The investigators aimed to examine the efficacy of TD pharmacologic treatments by searching the PubMed database for randomized, placebo-controlled trials using the search terms drug-induced dyskinesia or tardive dyskinesia and psychotic disorders or schizophrenia. They included studies in which tardive dyskinesia treatment served as the primary outcome. For each of the trials included in the systematic review, they reported the standard mean difference (SMD) of improvement compared with placebo stratified by medication class, and they used a fixed-effects model for the meta-analysis.
Result showed an association between vitamin E and significantly greater reduction in TD symptoms compared with placebo (SMD = 0.31 ± 0.08; 95% CI, 0.16-0.46). However, they noted significant evidence of publication bias among vitamin E studies.
Shorter treatment duration and lower vitamin E dose were significantly associated with greater measured treatment benefit. Further, vitamin B6 was associated with significantly greater reduction in TD symptoms compared with placebo (SMD = 1.41 ± 0.22; 95% CI, 0.98-1.85) among two trials conducted by the same research group.

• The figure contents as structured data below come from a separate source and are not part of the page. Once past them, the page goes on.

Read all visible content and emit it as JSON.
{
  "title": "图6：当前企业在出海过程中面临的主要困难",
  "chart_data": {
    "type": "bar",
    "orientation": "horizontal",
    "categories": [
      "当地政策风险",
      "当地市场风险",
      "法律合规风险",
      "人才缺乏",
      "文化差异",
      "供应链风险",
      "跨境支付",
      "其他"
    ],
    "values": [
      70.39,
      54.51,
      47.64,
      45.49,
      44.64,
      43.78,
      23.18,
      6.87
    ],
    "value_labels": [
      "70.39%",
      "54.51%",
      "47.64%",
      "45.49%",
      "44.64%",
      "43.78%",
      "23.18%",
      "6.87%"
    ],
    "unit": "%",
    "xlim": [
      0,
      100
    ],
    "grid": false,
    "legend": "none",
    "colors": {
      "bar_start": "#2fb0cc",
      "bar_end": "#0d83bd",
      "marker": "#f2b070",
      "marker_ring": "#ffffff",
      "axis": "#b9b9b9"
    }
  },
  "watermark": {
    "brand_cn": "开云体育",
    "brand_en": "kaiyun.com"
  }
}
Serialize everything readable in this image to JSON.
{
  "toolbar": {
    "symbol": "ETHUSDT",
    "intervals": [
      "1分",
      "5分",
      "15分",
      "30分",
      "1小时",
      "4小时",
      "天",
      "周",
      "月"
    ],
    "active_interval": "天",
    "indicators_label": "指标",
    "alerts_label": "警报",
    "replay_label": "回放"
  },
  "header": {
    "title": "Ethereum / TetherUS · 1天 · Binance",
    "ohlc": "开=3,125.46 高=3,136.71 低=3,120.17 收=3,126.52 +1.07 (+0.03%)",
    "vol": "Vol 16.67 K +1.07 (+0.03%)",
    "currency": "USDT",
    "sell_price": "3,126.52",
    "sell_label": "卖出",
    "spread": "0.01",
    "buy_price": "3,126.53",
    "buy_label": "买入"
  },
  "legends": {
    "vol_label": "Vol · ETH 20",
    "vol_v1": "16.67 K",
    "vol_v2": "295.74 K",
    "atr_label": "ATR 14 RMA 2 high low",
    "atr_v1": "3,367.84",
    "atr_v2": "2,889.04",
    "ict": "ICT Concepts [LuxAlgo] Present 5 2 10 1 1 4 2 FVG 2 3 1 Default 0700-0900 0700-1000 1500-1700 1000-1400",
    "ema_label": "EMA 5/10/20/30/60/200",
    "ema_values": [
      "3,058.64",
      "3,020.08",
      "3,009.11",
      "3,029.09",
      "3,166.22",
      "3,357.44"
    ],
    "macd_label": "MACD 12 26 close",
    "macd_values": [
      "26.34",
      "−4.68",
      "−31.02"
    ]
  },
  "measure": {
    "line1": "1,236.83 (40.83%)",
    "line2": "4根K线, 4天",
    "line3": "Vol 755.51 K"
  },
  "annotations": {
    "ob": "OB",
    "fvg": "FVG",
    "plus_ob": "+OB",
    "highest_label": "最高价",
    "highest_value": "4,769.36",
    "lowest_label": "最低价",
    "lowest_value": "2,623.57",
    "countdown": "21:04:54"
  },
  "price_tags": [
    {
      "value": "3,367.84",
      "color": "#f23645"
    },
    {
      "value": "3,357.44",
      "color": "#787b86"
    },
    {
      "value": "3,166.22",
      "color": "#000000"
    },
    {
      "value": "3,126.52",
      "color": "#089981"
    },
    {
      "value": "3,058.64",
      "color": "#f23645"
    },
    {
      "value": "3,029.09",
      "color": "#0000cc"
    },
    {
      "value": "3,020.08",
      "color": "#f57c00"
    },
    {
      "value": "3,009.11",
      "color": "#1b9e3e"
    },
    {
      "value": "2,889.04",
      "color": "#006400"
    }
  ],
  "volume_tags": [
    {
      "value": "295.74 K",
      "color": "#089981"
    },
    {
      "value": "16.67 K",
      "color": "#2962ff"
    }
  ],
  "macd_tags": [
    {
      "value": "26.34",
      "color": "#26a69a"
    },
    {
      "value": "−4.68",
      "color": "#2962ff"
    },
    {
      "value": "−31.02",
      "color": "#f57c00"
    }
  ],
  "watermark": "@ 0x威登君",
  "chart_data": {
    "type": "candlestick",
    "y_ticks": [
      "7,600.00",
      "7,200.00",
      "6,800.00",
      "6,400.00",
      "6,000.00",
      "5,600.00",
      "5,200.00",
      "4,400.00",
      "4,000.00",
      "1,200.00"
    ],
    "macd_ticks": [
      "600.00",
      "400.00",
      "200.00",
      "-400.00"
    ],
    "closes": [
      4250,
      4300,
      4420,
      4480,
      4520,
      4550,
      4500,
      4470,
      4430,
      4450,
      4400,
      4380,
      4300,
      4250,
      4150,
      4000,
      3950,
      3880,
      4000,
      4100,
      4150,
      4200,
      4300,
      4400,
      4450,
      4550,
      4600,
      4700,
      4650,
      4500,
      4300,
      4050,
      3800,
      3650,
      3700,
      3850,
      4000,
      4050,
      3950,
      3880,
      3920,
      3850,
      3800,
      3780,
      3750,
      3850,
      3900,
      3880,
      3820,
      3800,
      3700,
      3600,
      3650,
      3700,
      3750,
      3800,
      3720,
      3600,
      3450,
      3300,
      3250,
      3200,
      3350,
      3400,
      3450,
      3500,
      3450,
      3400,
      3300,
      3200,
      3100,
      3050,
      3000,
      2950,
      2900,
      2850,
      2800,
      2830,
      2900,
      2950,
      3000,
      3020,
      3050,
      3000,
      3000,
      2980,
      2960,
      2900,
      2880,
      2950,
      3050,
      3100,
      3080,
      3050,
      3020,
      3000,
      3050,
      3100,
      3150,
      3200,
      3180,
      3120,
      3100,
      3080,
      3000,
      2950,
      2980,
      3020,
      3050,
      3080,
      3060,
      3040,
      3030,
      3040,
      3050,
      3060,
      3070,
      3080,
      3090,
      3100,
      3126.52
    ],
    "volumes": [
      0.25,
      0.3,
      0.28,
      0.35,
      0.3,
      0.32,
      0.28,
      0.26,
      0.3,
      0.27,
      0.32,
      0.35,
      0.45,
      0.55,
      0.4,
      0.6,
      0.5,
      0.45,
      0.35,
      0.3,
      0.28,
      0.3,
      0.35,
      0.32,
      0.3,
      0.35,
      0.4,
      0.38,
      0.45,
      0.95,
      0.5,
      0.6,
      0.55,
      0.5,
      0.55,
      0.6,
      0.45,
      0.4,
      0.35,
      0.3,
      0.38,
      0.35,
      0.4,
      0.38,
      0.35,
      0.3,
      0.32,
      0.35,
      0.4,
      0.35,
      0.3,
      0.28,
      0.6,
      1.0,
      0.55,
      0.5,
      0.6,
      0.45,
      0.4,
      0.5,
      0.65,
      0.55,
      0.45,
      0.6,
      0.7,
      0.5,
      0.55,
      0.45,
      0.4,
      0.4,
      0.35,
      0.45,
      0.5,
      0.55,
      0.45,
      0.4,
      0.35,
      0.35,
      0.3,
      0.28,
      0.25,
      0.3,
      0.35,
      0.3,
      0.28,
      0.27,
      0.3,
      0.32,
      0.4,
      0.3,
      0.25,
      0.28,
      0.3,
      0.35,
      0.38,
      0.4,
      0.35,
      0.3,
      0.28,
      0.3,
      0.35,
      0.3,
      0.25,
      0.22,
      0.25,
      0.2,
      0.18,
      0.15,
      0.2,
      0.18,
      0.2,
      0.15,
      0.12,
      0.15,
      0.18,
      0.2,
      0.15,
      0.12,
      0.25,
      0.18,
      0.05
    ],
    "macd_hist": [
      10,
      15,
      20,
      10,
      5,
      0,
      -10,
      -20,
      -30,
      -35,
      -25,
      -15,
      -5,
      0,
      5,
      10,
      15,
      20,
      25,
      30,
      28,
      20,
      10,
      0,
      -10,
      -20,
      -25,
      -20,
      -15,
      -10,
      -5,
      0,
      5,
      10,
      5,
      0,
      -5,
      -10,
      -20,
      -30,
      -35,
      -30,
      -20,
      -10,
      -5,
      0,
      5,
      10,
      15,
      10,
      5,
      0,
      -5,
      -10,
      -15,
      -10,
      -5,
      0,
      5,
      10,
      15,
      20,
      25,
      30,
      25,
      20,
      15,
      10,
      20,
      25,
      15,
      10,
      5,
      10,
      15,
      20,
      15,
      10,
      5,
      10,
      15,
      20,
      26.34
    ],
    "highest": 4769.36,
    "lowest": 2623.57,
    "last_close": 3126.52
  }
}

Vesicular monoamine transporter 2 inhibitors exhibited significant benefit for TD symptoms compared with placebo (SMD = 0.63 ± 0.11; 95% CI, 0.41-0.85). Moreover, amantadine demonstrated significantly greater score reduction compared with placebo (SMD = 0.46 ± 0.21; 95% CI, 0.05-0.87).
The researchers found no association between calcium channel blockers and significantly greater score reduction compared with placebo (SMD = 0.31 ± 0.33; 95% CI, 0.34 to 0.96).
“This meta-analysis indicates the importance of revising the clinical recommendations for TD in light of the strong evidence for the FDA-approved dopamine depleters,"Artukoglu told Healio Psychiatry. "The authors suggest large, head to head placebo-controlled trials comparing the efficacy and cost-effectiveness of FDA approved TD treatments and vitamins E and B6. This study also underlined the need to further investigate medications such as ginkgo biloba, clonazepam and amantadine.”